Some of these objects would have enjoyed daily use as part of the celebration of Mass: gold and silver chalices for administering the Holy Communion, cast bronze censers for the burning of incense, gilded crosses for carrying in processions or venerating at the altar. But many are so sumptuous that they would have been carefully protected in treasuries for much of their lives and only brought out at particularly significant moments in the year, such as high feast days or even royal visits. Materials were lavished on the most spectacular and refined of them, like gilded reliquaries whose surfaces are enveloped in vivid coloured enamels and have tooled designs worked into the surrounding metal. Others are covered in delicate filigree, micro-architectural structures, or small-scale cast figures of the saints and angels.
Treasury objects were among the most potent bearers of meaning in the Middle Ages.

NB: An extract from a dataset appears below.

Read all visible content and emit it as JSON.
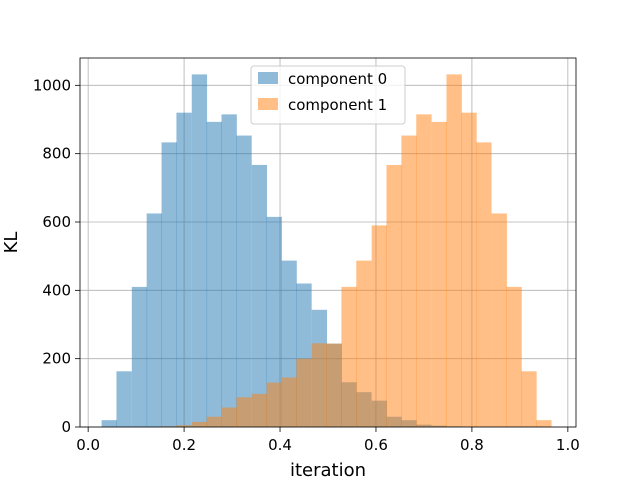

Significance and symbolism were not only entwined with their craftsmanship and materiality, but more importantly also with their perceived sacredness. Many treasury objects protected holy relics, or the body and blood of Christ, but since most people never actually saw the relics or sacraments themselves, these objects came to embody and visualise the magical properties associated with what they contained, or with the miraculous moment of transubstantiation on the altar table. They were often modelled on descriptions of the heavenly Jerusalem, or keyed in to Biblical doctrine through representations of characters from the Old and New Testaments. Powerful, striking, sometimes even intended to shock, treasury objects existed to transport the medieval viewer from the material to the heavenly.
Treasury Objects of the Middle Ages celebrates the ingenuity of the Medieval metalworkers and the astonishing objects of devotion they crafted upwards of half a millennium ago.